シーメンス製3.6MW風力タービンを設置する英・イングランド北西部リバプール湾沖にある出力90MWのブルボ・バンク(Burbo Bank)洋上風力発電所(2010年9月26日撮影)(c)ecool/Dave O'Hare
ドイツの工業コングロマリット、シーメンスのエネルギー部門を担うシーメンス・エナジー(Siemens Energy)は、ドイツ領海内・北海の洋上風力発電プロジェクト「アムルムバンク・ウェスト(Amrumbank West)」に3.6メガワット風力タービン80基を供給する。

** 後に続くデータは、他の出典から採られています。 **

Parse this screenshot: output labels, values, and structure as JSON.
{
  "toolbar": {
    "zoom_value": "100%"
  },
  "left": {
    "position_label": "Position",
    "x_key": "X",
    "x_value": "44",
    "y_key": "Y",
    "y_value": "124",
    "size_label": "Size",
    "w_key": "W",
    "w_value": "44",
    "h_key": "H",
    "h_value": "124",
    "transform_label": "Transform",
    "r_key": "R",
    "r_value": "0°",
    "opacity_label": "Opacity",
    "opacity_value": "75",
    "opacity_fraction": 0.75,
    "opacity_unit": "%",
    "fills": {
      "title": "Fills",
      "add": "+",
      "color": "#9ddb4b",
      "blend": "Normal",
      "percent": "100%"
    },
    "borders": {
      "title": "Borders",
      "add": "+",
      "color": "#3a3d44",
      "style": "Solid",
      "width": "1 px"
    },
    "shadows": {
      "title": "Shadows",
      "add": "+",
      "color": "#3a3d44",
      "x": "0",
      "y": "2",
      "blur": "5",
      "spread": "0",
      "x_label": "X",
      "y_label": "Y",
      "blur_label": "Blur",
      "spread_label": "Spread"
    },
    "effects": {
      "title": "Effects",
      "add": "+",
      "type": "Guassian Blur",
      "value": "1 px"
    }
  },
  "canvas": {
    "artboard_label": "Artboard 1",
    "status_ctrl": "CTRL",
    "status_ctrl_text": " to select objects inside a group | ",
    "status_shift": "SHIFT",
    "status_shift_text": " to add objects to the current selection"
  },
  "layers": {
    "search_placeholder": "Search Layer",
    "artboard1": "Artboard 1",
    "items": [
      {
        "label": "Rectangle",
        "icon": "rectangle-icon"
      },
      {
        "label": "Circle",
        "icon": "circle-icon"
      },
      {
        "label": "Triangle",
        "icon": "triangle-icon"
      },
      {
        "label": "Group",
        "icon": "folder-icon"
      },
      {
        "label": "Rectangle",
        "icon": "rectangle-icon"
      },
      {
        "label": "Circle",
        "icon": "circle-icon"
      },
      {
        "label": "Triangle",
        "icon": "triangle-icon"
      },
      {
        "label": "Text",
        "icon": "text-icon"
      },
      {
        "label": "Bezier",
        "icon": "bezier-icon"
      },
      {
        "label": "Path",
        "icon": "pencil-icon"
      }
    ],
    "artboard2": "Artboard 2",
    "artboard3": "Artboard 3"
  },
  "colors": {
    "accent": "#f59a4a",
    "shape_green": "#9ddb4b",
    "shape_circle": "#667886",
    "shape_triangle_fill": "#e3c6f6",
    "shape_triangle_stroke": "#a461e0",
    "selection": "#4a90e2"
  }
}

アムルムバンクは、ドイツのエネルギー最大手エーオン(E. ON)グループが進めるプロジェクトで、建設は2013年に開始され、2015年からの稼動開始を目指している。
ドイツ北部、北海に浮かぶヘルゴランド(Helgoland)島の北約35キロに位置するアムルムバンク・ウェスト洋上風力発電所の設備容量は288メガワットで、約30万世帯に再生可能エネルギーを供給する。シーメンスは風力タービンの供給、設置、試運転の他、5年間の保守を請け負う。
洋上風力発電は、今後5年間で全風力発電の約2割を占めるとされる。また、2030年までに洋上風力発電による設備容量は欧州だけで、ドイツの現在の総発電容量の約半分に相当する80ギガワットを超えるとシーメンスは予測する。シーメンスはこれまでに、ドイツで440基の洋上風力タービン供給契約を獲得し、設置済み容量は約1600メガワットに上る。